The central African country's leading opposition party, however, sharply condemned the visit. The leader of the National Union for Democracy and Renewal (UNDR), Saleh Kebzabo, said he was "categorically opposed to her visit" because of her "racist and xenophobic" politics. He was referring to Le Pen's political platform which promises to curb both legal and illegal immigration into France and ban fundamentalist Muslim organizations.

Chadian opposition leader Saleh Kebzabo
Opposition leader Saleh Kebzabo has criticized Le Pen's anti-immigration stance as well as her alliance with Chad's president Idriss DebyImage: Getty Images/AFP/G. Cogne

UNDR spokesman Laring Baou told DW that Le Pen, as the successor to her father Jean-Marie Le Pen as leader of the National Front party, does not have the interests of Africans in mind.

"The far right continues to promote the idea that if there are problems in France, it's because of the foreigners, especially Africans," said Baou. "I remember her father's words: 'I like Africans - but in only in Africa'."

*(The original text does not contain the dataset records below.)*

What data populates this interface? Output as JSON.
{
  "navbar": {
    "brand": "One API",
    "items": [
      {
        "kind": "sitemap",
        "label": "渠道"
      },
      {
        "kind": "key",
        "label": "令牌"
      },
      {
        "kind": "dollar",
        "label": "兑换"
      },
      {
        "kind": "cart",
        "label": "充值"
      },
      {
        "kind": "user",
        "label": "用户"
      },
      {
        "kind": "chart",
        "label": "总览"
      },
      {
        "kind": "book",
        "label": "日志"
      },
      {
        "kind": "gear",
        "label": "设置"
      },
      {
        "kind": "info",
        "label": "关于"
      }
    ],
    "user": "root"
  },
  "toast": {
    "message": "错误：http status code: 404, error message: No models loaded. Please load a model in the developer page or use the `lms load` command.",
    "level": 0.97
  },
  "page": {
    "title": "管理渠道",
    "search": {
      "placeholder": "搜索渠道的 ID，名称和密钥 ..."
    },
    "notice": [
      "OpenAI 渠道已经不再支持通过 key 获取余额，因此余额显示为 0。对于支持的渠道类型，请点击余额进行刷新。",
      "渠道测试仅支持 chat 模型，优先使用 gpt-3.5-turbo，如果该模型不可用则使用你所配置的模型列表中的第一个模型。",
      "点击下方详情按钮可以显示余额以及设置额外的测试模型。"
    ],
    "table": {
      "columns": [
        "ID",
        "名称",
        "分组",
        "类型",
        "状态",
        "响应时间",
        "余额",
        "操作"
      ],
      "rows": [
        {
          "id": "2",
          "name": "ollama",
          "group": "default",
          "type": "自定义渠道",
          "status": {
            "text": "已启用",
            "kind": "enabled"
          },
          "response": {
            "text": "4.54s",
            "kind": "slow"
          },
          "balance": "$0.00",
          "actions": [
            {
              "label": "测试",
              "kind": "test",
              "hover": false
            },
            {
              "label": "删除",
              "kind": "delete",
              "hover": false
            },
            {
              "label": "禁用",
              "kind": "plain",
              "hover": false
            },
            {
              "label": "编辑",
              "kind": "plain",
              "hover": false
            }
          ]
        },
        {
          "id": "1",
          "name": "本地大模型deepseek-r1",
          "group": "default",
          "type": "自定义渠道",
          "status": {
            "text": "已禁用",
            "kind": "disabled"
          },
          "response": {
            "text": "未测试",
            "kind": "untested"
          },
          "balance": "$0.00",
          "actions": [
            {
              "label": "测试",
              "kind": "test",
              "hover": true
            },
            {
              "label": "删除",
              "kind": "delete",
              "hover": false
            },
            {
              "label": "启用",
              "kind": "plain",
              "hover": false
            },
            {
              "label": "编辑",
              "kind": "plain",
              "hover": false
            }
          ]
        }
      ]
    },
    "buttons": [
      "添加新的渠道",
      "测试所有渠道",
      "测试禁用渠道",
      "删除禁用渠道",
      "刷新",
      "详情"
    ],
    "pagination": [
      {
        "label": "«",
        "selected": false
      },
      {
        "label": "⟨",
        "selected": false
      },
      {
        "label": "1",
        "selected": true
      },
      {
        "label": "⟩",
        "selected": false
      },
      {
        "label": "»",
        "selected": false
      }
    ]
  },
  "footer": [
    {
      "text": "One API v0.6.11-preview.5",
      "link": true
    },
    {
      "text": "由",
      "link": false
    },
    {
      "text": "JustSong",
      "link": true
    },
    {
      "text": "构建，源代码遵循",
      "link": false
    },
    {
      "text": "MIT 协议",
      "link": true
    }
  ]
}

A mixed message on colonialism

Le Pen is an outspoken defender of French colonialism. She attacked her major opponent Emmanuel Macron for calling the alleged torture and massacres of the colonial era "crimes against humanity," claiming that his criticism was itself a crime against France.

Nevertheless, Le Pen has positioned herself as the candidate most opposed to the politics of "Francafrique" - a term that refers to the continuing interdependence between France and its former African colonies. In the name of French economic independence, she advanced a policy of "non-interference" in African affairs during a speech last month.

"Marine Le Pen has had some success with her message to Africans," Jean-Claude Camus of the Jean Jaures Foundation told DW, "saying that you are masters of your own destiny in the same way that we should be the master of our own."

Anti-terrorism operations a focal point

At the center of Le Pen's trip to Chad was the issue of French national security. Terrorist attacks in the French cities of Nice and Paris in the past two years led current president Francois Hollande to claim that France is "at war" with Islamic terrorists.

An army truck in the Chadian desert, with a couple of donkeys in the foreground
About 3,500 French soldiers have been carrying out "anti-terrorism" missions in Chad and other Sahel region countriesImage: Getty Images/AFP/P. Guyot

The Sahel region of Africa, home to Islamist groups affiliated with al Qaeda, is key to France's anti-terrorist strategy. Chad hosts the headquarters of the Barkhane military operation, which consists of over 3,000 French troops, tasked with disrupting the activities of groups that France considers terrorist organizations.

Le Pen is not the only French presidential candidate to visit military bases. Center-right candidate Francois Fillon visited operations in Mali and Niger in December, and Macron toured a base in Jordan in January. The French Minister of Defense Jean-Yves Le Drian said that "all candidates who make a request may visit the military operations."